Blasphemy and idolatry were capital crimes in Connecticut, Massachusetts, and New Hampshire. Adultery was capital in Connecticut, Massachusetts and New York. Sodomy and bestiality were capital throughout the northern colonies, even for the animals involved.
Other capital crimes included robbery, burglary, arson, manslaughter, rape, highway robbery, maiming, burglary, arson, witchcraft, counterfeiting, squatting on Indian land, prison-breaking, piracy, perjury, embezzling tobacco, fraudulently delivering tobacco, forging inspectors' stamps for tobacco, smuggling tobacco, stealing hogs, receiving a stolen horse and concealing property to defraud creditors and burning timber intended for house frames.
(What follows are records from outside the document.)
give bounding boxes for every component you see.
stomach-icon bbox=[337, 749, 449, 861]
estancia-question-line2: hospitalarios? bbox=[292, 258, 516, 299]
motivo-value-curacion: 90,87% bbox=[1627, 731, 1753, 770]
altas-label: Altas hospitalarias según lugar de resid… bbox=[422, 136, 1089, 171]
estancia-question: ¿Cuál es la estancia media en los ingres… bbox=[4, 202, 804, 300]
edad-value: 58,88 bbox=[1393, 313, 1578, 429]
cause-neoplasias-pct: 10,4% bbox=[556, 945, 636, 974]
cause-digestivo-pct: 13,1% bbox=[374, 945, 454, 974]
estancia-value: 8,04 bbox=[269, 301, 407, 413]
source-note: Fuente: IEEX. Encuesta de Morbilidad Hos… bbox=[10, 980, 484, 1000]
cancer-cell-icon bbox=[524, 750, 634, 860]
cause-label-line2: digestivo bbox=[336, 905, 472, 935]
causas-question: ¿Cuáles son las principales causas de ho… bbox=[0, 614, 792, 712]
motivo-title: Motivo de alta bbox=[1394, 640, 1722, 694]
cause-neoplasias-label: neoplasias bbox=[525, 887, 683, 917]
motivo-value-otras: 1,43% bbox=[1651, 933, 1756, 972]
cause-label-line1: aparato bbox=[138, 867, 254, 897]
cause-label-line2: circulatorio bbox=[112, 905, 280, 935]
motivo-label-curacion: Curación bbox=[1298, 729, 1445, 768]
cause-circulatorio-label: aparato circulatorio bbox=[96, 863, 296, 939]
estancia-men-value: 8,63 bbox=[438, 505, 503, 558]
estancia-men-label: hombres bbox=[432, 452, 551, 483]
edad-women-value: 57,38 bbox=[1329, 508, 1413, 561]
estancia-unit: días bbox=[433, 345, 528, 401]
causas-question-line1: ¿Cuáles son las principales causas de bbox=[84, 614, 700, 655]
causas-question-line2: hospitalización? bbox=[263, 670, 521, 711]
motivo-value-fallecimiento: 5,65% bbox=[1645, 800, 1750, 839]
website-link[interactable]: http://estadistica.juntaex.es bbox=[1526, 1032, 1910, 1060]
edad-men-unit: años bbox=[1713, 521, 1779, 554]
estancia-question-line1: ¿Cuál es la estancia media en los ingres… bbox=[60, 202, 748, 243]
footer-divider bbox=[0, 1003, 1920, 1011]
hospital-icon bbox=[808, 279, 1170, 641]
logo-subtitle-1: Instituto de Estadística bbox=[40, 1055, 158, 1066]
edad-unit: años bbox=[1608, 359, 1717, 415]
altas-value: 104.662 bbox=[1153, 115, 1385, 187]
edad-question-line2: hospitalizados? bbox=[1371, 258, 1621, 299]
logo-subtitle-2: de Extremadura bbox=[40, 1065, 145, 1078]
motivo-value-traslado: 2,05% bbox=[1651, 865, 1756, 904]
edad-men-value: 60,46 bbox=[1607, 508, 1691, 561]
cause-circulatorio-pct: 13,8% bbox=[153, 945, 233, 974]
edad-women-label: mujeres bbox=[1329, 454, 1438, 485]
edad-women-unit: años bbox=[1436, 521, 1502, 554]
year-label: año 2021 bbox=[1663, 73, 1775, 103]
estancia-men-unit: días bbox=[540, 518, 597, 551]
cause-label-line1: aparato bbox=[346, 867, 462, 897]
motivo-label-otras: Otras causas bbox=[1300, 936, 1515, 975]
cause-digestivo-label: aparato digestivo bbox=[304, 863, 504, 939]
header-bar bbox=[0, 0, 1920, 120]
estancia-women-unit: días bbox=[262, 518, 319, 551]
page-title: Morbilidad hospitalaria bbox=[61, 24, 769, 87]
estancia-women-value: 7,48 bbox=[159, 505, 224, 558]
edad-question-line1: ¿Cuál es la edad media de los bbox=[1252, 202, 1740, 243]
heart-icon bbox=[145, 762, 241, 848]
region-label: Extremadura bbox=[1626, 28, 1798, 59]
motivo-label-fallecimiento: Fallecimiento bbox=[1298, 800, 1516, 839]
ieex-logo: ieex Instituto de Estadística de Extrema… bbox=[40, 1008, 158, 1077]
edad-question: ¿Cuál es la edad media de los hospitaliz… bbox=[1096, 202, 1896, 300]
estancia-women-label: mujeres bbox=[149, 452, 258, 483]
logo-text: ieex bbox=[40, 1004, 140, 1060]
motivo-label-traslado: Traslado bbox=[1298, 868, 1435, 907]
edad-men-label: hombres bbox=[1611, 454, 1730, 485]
There were special capital statutes applicable only to blacks. These included burning or destroying any grain, commodities, or manufactured goods, enticing other slaves to run away or "bruising" whites. Virginia feared attempts at poisoning and made it an offense for blacks to prepare or administer medicine.
I hope an execution for most of these offenses would offend the sense of decency for most of us. The colonial and state legislatures, though, gathered a majority to allow an execution for all of these laws.
Can't we acknowledge the sense of decency has and should change? Or should go round up a black pharmacist and kill him to avoid the threat of poisoning?